Wir bleiben liegen. Um uns ist absolute Ruhe. Meine erste AnSpannung ist verflogen und ich kann wieder denken. Das ist unsere Feuertaufe. Der Zug war in Ordnung, sage ich zu mir. Also wirklich, der Zug war völlig in Ordnung. Ich wiederhole diesen Satz immer wieder. Er beruhigt mich.

"Zug Nummer eins zurück!"

Ich greife nach dem Spaten, dem Gewehr, den Decken und

robbe rückwärts. Dort hat sich der Zug schon um den Toten auf der Bahre versammelt. Unser Befehl lautet, ihn nach Naan zurückzubringen.

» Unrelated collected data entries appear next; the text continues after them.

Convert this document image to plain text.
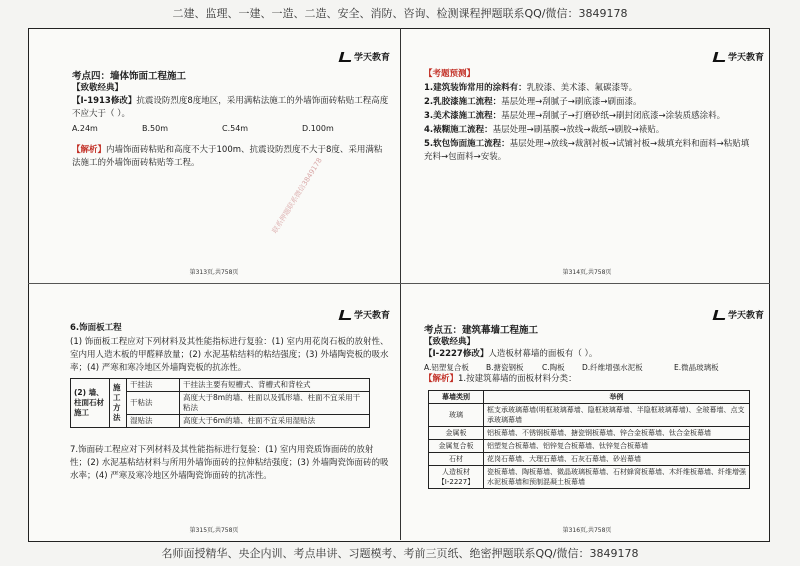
二建、监理、一建、一造、二造、安全、消防、咨询、检测课程押题联系QQ/微信：3849178
学天教育
考点四：墙体饰面工程施工
【致敬经典】
【Ⅰ-1913修改】抗震设防烈度8度地区，采用满粘法施工的外墙饰面砖粘贴工程高度不应大于（ ）。
A.24m	B.50m	C.54m	D.100m
【解析】内墙饰面砖粘贴和高度不大于100m、抗震设防烈度不大于8度、采用满粘法施工的外墙饰面砖粘贴等工程。
第313页,共758页
联系押题联系微信3849178
学天教育
【考题预测】
1.建筑装饰常用的涂料有：乳胶漆、美术漆、氟碳漆等。
2.乳胶漆施工流程：基层处理→刮腻子→刷底漆→刷面漆。
3.美术漆施工流程：基层处理→刮腻子→打磨砂纸→刷封闭底漆→涂装质感涂料。
4.裱糊施工流程：基层处理→刷基膜→放线→裁纸→刷胶→裱贴。
5.软包饰面施工流程：基层处理→放线→裁割衬板→试铺衬板→裁填充料和面料→粘贴填充料→包面料→安装。
第314页,共758页
学天教育
6.饰面板工程
(1) 饰面板工程应对下列材料及其性能指标进行复验：(1) 室内用花岗石板的放射性、室内用人造木板的甲醛释放量；(2) 水泥基粘结料的粘结强度；(3) 外墙陶瓷板的吸水率；(4) 严寒和寒冷地区外墙陶瓷板的抗冻性。
(2) 墙、柱面石材施工	施工方法	干挂法	干挂法主要有短槽式、背槽式和背栓式
		干粘法	高度大于8m的墙、柱面以及弧形墙、柱面不宜采用干粘法
		湿贴法	高度大于6m的墙、柱面不宜采用湿贴法
7.饰面砖工程应对下列材料及其性能指标进行复验：(1) 室内用瓷质饰面砖的放射性；(2) 水泥基粘结材料与所用外墙饰面砖的拉伸粘结强度；(3) 外墙陶瓷饰面砖的吸水率；(4) 严寒及寒冷地区外墙陶瓷饰面砖的抗冻性。
第315页,共758页
学天教育
考点五：建筑幕墙工程施工
【致敬经典】
【Ⅰ-2227修改】人造板材幕墙的面板有（ ）。
A.铝塑复合板	B.搪瓷钢板	C.陶板	D.纤维增强水泥板	E.微晶玻璃板
【解析】1.按建筑幕墙的面板材料分类：
幕墙类别	举例
玻璃	框支承玻璃幕墙(明框玻璃幕墙、隐框玻璃幕墙、半隐框玻璃幕墙)、全玻幕墙、点支承玻璃幕墙
金属板	铝板幕墙、不锈钢板幕墙、搪瓷钢板幕墙、锌合金板幕墙、钛合金板幕墙
金属复合板	铝塑复合板幕墙、铝锌复合板幕墙、钛锌复合板幕墙
石材	花岗石幕墙、大理石幕墙、石灰石幕墙、砂岩幕墙
人造板材
【Ⅰ-2227】	瓷板幕墙、陶板幕墙、微晶玻璃板幕墙、石材蜂窝板幕墙、木纤维板幕墙、纤维增强水泥板幕墙和预制混凝土板幕墙
第316页,共758页
名师面授精华、央企内训、考点串讲、习题模考、考前三页纸、绝密押题联系QQ/微信：3849178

Die nächsten zwei Stunden werde ich immer in Erinnerung

behalten, obwohl die Ereignisse etwas verworren sind. In die Geschichte der Kompanie sind sie als der "Todesmarsch" eingegangen.

Ein Toter wiegt wesentlich mehr als ein Lebender. Wir tragen die Bahre zusätzlich zu unseren Waffen und Ausrüstung. Wir schreiten, stolpern, rutschen aus und können an nichts denken. Wir haben nur einen Wunsch: die verfluchte Bahre zusammen mit den Waffen und der Ausrüstung wegzuwerfen, uns auf den feuchten Boden zu legen und zu schlafen, schlafen, schlafen.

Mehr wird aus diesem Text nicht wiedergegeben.